A clock on the side of the offices of the Daily Mail and in London
Going private would be a milestone for the company, which traces its roots back to the first issue of the Daily Mail in 1896 © EPA

The Rothermeres are considering taking the owner of the Daily Mail newspaper private in a deal that would value the group at £810m.

London-listed Daily Mail and General Trust, which spans news, events and data, said the holding company of executive chair Jonathan Harmsworth, the Viscount Rothermere, would consider a bid after receiving an approach for its insurance risk business.

Pending that deal and the previously announced flotation of used car retailer Cazoo, in which it holds a 20 per cent stake, DMGT said the Rothermeres “would be prepared to make a possible cash offer” to acquire the rest of the shares and take DMGT private.

It would be a milestone for the company, which traces its roots back to the first issue of the Daily Mail, published in 1896 by Harmsworth’s great-grandfather.
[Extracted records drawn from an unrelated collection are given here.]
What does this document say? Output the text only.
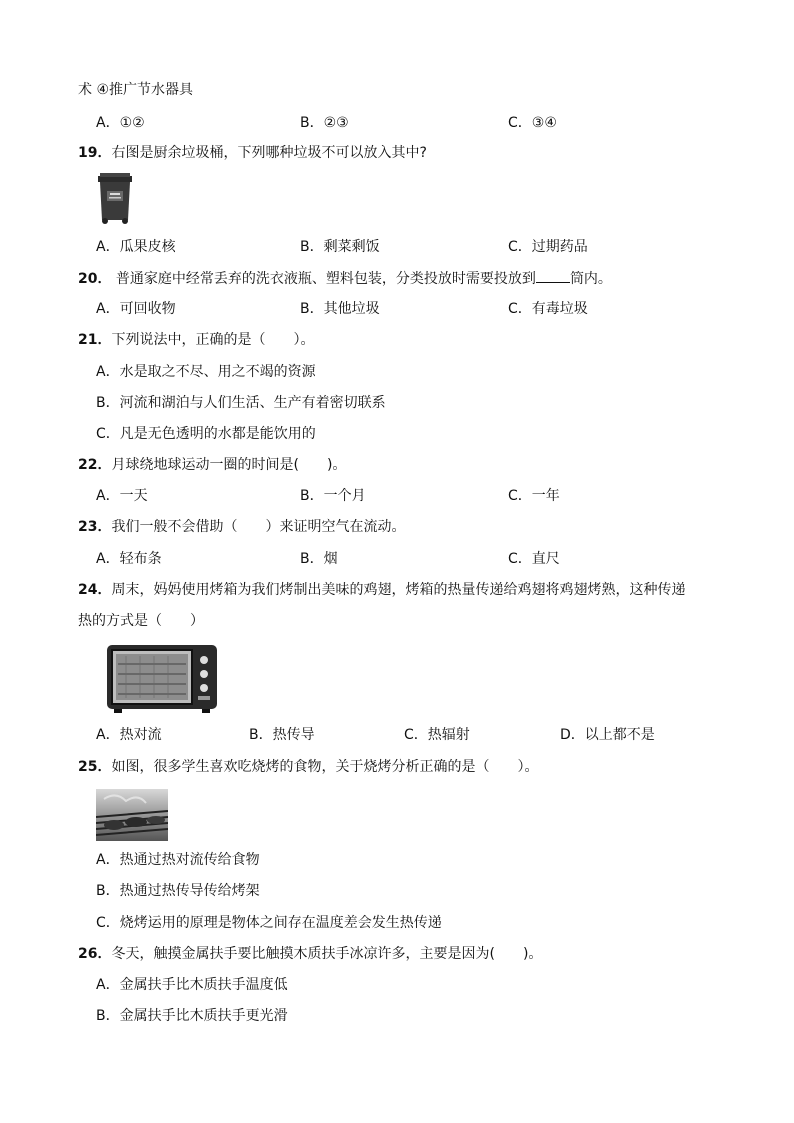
术 ④推广节水器具
A．①②	B．②③	C．③④
19．右图是厨余垃圾桶，下列哪种垃圾不可以放入其中?
A．瓜果皮核	B．剩菜剩饭	C．过期药品
20． 普通家庭中经常丢弃的洗衣液瓶、塑料包装，分类投放时需要投放到 筒内。
A．可回收物	B．其他垃圾	C．有毒垃圾
21．下列说法中，正确的是（　　）。
A．水是取之不尽、用之不竭的资源
B．河流和湖泊与人们生活、生产有着密切联系
C．凡是无色透明的水都是能饮用的
22．月球绕地球运动一圈的时间是(　　)。
A．一天	B．一个月	C．一年
23．我们一般不会借助（　　）来证明空气在流动。
A．轻布条	B．烟	C．直尺
24．周末，妈妈使用烤箱为我们烤制出美味的鸡翅，烤箱的热量传递给鸡翅将鸡翅烤熟，这种传递
热的方式是（　　）
A．热对流	B．热传导	C．热辐射	D．以上都不是
25．如图，很多学生喜欢吃烧烤的食物，关于烧烤分析正确的是（　　）。
A．热通过热对流传给食物
B．热通过热传导传给烤架
C．烧烤运用的原理是物体之间存在温度差会发生热传递
26．冬天，触摸金属扶手要比触摸木质扶手冰凉许多，主要是因为(　　)。
A．金属扶手比木质扶手温度低
B．金属扶手比木质扶手更光滑
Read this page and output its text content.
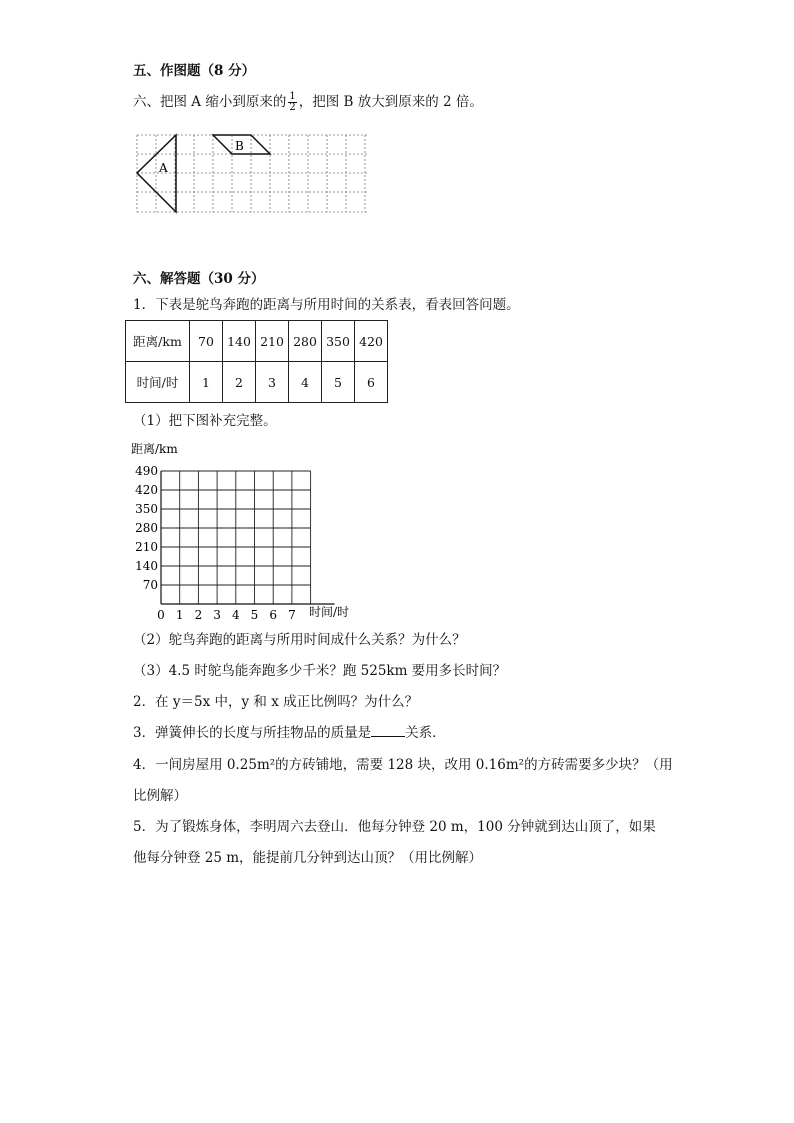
五、作图题（8 分）
六、把图 A 缩小到原来的 $\frac{1}{2}$ ，把图 B 放大到原来的 2 倍。
A
B
六、解答题（30 分）
1．下表是鸵鸟奔跑的距离与所用时间的关系表，看表回答问题。
距离/km	70	140	210	280	350	420
时间/时	1	2	3	4	5	6
（1）把下图补充完整。
距离/km
时间/时
490
420
350
280
210
140
70
0 1 2 3 4 5 6 7
（2）鸵鸟奔跑的距离与所用时间成什么关系？为什么？
（3）4.5 时鸵鸟能奔跑多少千米？跑 525km 要用多长时间？
2．在 y＝5x 中，y 和 x 成正比例吗？为什么？
3．弹簧伸长的长度与所挂物品的质量是	关系．
4．一间房屋用 0.25m²的方砖铺地，需要 128 块，改用 0.16m²的方砖需要多少块？（用
比例解）
5．为了锻炼身体，李明周六去登山．他每分钟登 20 m，100 分钟就到达山顶了，如果
他每分钟登 25 m，能提前几分钟到达山顶？（用比例解）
The group floated in 1932, a decade after it was formed to manage the family’s business interests that stretched beyond the newspaper empire.

The Rothermeres own 36 per cent of DMGT, but Harmsworth — who inherited his role as the company’s chair and controlling shareholder on the death of his father in 1998 — has owned all voting shares since 2013, meaning that any deal recommended to shareholders that has his backing will be approved.

DMGT’s dual shareholding structure, split into voting and non-voting shares, has no mechanism for minority investors, which include Lindsell Train, Artemis and Schroders, to rebel.

“It’s probably not a knockout bid” at this valuation and “it’s slightly opportunistic on the family’s part”, said a top-10 shareholder in DMGT. “Equally the stock market is clearly not valuing this business appropriately.”

Jonathan Harmsworth
Jonathan Harmsworth has owned all DMGT voting shares since 2013 © Olivia Harris/Reuters

The potential restructure would take DMGT’s media and events divisions private, as well as its property information businesses Landmark and Trepp, and its venture capital arm, which has about a dozen investments, such as the stake in Cazoo.

Shareholders would receive 251p for each share in addition to a special cash dividend of about 610p per share, giving the smaller company an enterprise value of £810m.

While it is “theoretically correct” that the dual-voting structure means that a take private deal could go through without the approval of minority shareholders, “this is a business that might want to bring companies back to the stock market at some point in the future and so won’t necessarily want to totally burn its bridges [with investors],” the top-10 shareholder added.

“We may be at the point where we can potentially extract a higher bid . . . I don’t necessarily think this is a situation where the family will use their power as a fait accompli. They will be quite pragmatic about it. They see the opportunity based on the valuation.”

It would be the latest in a series of shake-ups for DMGT, which in recent years has disposed of education business Hobsons, energy data operation Genscape and Zoopla, the property site. It has also distributed its stake in financial publisher Euromoney to shareholders and acquired the I newspaper as well as New Scientist magazine.

Without Cazoo and the insurance business, media assets would make up a significantly larger proportion of DMGT. “Public market investors have not shown love to media businesses for quite some time,” one person close to the company’s management team said.

Thomas Singlehurst, analyst at Citi, said the potential reorganisation of the business depended on many conditions, adding “there is also the question as to whether a bid . . . at [less than one time] sales is sufficiently generous”.

DMGT’s share price, which has risen more than 60 per cent over the past year, was up 2.7 per cent.

As with its peers, DMGT has struggled during the coronavirus pandemic as advertising suffered a severe hit. Underlying revenues fell 10 per cent to £1.2bn in the year to September, while pre-tax profit dropped 36 per cent to £72m.